NEW YORK (Real Money) -- The short side's been a nightmare this year even when you have everything going for you. Thursday's session typified the difficulties. What was the lay-up trade? I think it had to be the shorting of anything oil and gas.
It made a ton of sense, right? Oil started trading down pretty much from the get go. The group's been in a house of pain with all of the charts pretty much broken.
Plus you had a conference call Friday from Helmerich & Payne (HP) that was pretty much made to order for the short sellers, because the management of this scrupulously honest company didn't mince words. John Lindsay, the recently appointed CEO, said that in the previous quarter when oil was hovering between $90 and $100 he was asked "what type of pricing level would it have to get to in order to see a change in behavior or see less activity -- and of course the answer was $75 to $80, where it is today."
It didn't matter that this terrific company reported amazing earnings. Nor did it matter that the company went on to say that there had not been a change in behavior as yet, even though it was ready for one. Nope, with that one comment this stock, which had already been falling from $84, accelerated in its decline and crashed to $77.
That decline triggered a wave of selling in all of the companies that have anything to do with contract drilling or oil services and that, plus the continual selling in the oil pits, made for some super aggressive shorting.
Until 3:33 p.m. That's when Dow Jones broke the story that Halliburton (HAL) is in advanced talks to buy chief rival Baker Hughes (BHI) at an undisclosed price but at a substantial premium to the $48 dollar price at the moment, down three from where it started trading.
Suddenly the stock starts climbing and then gets halted as the news comes out. Next thing you know, the whole group starts turning. Helmerich & Payne, which had been trading at $77, beelines right to $81. The Market Vectors Oil Services ETF (OIH) soars from $42 almost right to $45.
There's chaos everywhere.
And all at once, you could hear the collective thoughts echoing everywhere: this group is so far down that the mergers are going to come fast and furious. We went from thinking at 3:32 p.m. that these were the shorts of a lifetime to 3:33 p.m. when everyone en masse wanted to cover these life-time shorts, to 3:34 p.m., when people were beginning to think of other combinations that would make sense.
How much would Schlumberger (SLB) pay for Weatherford (WFT) ? Will Statoil (STO) buy a struggling young Bakken independent? Is this when Anadarko (APC) will at last be acquired? Will Ensco (ESV) consolidate the offshore drillers?
By the end of the day, the fear was too palpable and the covering went on right into the close.

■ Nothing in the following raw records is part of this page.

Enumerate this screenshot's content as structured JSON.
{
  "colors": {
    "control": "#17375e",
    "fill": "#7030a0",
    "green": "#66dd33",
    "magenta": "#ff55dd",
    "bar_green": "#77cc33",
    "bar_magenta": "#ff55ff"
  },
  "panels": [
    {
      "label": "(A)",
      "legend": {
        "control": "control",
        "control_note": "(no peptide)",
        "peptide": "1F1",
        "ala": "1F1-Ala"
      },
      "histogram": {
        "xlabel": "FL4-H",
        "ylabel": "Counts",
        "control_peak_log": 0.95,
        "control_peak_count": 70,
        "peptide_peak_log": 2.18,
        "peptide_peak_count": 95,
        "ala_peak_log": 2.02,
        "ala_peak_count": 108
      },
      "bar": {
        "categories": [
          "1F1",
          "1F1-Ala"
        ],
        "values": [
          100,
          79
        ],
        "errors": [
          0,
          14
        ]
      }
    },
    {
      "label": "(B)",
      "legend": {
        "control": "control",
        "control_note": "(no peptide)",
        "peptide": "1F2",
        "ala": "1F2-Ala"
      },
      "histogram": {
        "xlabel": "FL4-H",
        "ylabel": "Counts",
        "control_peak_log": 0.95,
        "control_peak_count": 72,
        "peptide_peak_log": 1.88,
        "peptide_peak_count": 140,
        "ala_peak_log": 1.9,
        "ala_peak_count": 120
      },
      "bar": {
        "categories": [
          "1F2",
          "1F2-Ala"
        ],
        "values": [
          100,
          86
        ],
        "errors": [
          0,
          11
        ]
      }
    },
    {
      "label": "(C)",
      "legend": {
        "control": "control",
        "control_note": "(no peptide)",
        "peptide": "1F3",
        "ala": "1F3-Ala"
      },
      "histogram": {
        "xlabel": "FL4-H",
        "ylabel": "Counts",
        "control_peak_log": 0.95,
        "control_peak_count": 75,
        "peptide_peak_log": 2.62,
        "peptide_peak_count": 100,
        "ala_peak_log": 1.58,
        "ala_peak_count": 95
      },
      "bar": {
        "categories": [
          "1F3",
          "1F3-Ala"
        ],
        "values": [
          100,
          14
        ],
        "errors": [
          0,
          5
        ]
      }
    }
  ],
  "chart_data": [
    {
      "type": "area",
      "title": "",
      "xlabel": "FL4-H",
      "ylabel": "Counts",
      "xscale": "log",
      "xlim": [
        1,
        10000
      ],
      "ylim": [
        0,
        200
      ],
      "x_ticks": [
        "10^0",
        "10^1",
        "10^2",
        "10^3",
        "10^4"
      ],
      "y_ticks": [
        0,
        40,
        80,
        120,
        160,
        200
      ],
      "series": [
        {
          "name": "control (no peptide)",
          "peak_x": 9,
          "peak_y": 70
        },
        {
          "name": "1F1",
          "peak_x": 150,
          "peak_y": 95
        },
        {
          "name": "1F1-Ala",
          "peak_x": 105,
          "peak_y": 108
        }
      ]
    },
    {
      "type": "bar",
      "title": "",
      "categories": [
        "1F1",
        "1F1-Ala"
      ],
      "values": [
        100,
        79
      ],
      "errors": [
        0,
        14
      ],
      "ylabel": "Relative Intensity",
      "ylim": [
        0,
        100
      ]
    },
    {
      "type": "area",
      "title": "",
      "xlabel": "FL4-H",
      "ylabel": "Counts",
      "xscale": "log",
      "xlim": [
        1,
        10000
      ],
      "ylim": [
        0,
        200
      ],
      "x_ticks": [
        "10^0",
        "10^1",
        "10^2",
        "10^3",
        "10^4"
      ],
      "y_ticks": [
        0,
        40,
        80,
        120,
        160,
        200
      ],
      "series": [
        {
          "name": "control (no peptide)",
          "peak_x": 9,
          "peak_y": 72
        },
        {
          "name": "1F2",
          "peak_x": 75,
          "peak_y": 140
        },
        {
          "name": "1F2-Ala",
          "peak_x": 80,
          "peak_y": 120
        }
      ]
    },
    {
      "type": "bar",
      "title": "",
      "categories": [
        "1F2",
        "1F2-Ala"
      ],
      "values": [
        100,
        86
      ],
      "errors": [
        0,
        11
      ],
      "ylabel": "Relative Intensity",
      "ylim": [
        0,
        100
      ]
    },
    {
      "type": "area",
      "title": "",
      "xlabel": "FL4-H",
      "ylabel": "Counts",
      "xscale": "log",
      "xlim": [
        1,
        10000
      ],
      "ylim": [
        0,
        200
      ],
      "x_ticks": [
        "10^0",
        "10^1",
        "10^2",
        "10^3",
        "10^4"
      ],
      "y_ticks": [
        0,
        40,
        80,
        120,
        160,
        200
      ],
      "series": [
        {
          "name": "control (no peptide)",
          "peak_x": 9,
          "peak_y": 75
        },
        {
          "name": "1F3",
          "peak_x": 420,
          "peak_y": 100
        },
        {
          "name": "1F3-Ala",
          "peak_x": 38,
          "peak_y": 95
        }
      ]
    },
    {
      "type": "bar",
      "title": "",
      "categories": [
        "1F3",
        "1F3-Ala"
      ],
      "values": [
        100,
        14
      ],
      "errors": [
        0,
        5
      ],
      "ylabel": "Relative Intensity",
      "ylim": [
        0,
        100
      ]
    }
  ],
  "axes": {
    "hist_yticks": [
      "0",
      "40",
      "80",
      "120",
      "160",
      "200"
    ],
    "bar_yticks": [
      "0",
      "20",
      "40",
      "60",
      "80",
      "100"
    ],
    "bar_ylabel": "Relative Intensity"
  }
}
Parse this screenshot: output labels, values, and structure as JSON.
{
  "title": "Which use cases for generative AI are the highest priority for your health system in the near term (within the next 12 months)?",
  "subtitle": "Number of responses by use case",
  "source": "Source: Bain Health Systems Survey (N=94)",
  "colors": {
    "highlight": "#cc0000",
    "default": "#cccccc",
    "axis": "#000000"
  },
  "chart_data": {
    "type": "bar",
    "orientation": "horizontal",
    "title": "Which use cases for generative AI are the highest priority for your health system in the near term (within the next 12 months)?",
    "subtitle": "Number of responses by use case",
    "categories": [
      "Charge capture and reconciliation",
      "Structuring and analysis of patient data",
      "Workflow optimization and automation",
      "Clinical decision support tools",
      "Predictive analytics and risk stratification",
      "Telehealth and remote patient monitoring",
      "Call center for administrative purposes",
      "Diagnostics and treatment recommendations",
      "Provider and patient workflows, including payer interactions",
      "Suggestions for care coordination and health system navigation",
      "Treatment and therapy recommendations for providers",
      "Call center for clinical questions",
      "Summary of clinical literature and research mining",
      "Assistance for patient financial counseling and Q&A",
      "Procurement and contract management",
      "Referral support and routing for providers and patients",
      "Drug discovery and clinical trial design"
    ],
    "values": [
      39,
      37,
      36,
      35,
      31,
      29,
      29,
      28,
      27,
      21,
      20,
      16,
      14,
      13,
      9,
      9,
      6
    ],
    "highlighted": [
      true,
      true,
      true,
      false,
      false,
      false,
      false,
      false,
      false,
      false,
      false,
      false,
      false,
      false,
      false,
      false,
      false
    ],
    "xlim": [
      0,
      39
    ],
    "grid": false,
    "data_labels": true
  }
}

Now I have no idea if this merger can ever pass Justice Department muster. It seems ridiculous, given how they compete against each other in pretty much every line of work. The overlap is, in fact, outrageous, but other than telecommunications this Justice Department hasn't much negative to say about consolidations, so who can blame two competitors who might want to hook up?
But the most important consideration is simple: even the best of short ideas can kill you in this market if you overstay your welcome, and as of yesterday that might be exactly what has happened.
Action Alerts PLUS, which Cramer co-manages as a charitable trust, is long ESV.